Hoje, o alcance do projeto ainda é limitado. Com o desenho do Compartilha, de investimento social, a expectativa do Fica é conseguir aumentar o número de famílias atendidas. Ainda assim, nos próximos quatro anos, o projeto terá chegado a 50 famílias.
Renato Cymbalista diz esperar que o fundo atraia a atenção do poder público para que iniciativas como o Compartilha possam ser incluídas na elaboração de políticas públicas.
Para ganhar escala, é necessário que haja dinheiro, principalmente, mas o Estado pode atuar desde a solução de burocracias e a regularização de imóveis, até privilegiar o acesso em leilões de espaços desocupados.
Muitos dos imóveis da região central têm propriedade múltipla e as negociações só podem ser fechadas se toda a papelada estiver em dia. São meses até que todas as certidões estejam prontas.
"Esperamos que a gente possa ser levado a sério na elaboração de políticas. Há uma quantidade enorme de pessoas que precisam de moradias, mas cuja renda não chega a ser suficiente. Moradia regular precisa ser uma prioridade", afirma Cymbalista.
Não se sabe quantos são, hoje, os cortiços em São Paulo. Em 2002, a Seade (Fundação Sistema Estadual de Análise de Dados) estimava 160 mil famílias vivendo em 24 mil moradias multifamiliares na zona central da capital paulista.
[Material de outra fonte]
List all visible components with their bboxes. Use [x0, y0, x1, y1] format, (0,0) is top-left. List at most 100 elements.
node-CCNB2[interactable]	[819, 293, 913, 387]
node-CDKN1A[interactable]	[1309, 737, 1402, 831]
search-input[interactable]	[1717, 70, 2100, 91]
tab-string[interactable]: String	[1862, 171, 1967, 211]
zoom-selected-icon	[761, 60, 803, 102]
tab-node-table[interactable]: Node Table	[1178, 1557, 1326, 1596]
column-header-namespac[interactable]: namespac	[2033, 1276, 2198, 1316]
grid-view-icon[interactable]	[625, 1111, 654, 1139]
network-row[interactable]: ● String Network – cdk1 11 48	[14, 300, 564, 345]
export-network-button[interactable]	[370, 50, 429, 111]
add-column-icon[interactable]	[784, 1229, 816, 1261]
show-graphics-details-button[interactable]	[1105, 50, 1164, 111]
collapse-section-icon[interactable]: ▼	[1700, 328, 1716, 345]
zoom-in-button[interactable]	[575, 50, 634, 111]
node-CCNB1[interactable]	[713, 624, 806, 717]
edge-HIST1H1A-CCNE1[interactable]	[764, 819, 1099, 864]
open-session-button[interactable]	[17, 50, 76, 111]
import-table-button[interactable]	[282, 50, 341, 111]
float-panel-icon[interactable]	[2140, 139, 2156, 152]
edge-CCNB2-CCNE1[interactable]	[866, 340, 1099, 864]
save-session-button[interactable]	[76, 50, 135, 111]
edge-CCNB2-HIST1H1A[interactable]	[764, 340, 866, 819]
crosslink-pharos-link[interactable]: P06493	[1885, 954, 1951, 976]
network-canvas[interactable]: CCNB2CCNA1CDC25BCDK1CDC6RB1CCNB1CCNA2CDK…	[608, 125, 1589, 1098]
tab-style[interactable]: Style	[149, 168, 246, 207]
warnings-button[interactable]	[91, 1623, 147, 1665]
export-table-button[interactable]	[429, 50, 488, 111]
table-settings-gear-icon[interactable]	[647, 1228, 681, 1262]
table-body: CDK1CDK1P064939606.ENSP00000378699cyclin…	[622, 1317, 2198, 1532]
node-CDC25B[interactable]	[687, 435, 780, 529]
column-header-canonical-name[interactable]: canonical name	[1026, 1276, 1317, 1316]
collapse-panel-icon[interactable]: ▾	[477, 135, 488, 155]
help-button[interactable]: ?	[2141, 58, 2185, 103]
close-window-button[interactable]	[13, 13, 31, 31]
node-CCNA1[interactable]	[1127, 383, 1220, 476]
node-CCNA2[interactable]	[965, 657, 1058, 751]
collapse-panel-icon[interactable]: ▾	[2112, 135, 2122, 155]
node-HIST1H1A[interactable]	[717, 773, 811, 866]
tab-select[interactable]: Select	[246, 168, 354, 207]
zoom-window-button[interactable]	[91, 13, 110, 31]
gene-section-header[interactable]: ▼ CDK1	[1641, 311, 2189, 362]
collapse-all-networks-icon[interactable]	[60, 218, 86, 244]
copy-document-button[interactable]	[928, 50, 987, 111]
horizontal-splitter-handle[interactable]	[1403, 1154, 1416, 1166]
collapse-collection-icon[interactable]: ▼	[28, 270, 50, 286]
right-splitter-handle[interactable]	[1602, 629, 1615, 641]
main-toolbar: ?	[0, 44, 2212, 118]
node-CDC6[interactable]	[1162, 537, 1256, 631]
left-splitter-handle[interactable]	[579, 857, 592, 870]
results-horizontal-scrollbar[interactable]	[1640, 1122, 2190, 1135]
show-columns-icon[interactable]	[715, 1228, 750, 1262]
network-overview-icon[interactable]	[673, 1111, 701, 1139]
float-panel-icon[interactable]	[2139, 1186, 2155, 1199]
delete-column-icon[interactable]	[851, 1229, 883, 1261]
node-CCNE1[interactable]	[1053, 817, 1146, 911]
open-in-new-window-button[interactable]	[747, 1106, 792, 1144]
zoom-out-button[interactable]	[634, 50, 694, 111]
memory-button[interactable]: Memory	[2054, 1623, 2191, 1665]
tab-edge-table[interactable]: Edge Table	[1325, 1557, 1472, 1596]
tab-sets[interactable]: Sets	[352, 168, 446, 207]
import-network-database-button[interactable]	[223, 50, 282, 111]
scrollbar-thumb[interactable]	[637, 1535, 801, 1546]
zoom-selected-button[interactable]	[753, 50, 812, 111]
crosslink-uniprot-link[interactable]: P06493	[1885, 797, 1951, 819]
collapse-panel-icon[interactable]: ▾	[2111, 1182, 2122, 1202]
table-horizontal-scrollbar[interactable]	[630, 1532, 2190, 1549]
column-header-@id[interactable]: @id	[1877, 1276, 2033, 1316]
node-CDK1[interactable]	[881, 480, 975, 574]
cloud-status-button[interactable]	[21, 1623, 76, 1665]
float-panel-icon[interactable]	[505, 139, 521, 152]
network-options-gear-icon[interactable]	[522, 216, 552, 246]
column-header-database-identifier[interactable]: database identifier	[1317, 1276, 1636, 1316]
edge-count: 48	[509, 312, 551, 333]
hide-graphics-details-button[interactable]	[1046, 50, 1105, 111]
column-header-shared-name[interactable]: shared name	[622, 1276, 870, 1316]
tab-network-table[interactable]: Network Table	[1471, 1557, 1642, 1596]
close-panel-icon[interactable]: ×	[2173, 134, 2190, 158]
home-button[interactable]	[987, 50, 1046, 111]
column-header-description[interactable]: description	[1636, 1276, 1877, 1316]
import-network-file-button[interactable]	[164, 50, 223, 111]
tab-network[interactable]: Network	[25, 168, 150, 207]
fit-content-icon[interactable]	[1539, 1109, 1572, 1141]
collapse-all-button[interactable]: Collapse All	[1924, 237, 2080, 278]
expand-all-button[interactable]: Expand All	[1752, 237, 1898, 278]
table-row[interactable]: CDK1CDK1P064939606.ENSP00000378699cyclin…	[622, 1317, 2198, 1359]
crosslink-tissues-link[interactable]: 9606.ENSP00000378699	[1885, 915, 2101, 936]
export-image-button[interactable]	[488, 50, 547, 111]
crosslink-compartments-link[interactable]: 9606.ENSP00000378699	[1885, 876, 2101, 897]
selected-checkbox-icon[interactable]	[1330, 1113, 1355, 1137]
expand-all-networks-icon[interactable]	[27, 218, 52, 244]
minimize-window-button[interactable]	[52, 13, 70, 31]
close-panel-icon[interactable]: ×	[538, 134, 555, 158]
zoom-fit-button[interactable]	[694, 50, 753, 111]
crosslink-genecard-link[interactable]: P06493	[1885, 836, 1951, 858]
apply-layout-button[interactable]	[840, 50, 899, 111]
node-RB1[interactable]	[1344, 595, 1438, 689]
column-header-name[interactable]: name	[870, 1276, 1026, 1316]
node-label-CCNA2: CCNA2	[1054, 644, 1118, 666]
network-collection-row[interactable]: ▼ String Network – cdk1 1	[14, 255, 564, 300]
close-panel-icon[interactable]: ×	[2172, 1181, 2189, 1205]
O programa de atuação em cortiços do governo de São Paulo descreve essas habitações como "subdivididas em cômodos alugados informalmente, situados em áreas urbanas dotadas de infraestrutura completa, e que apresentam condições físicas precárias, uso coletivo das instalações sanitárias e sobreposição de funções sem qualquer privacidade."
Em 2017, a prefeitura de São Paulo chegou a reservar orçamento para um censo dessas moradias, mas a pesquisa não andou.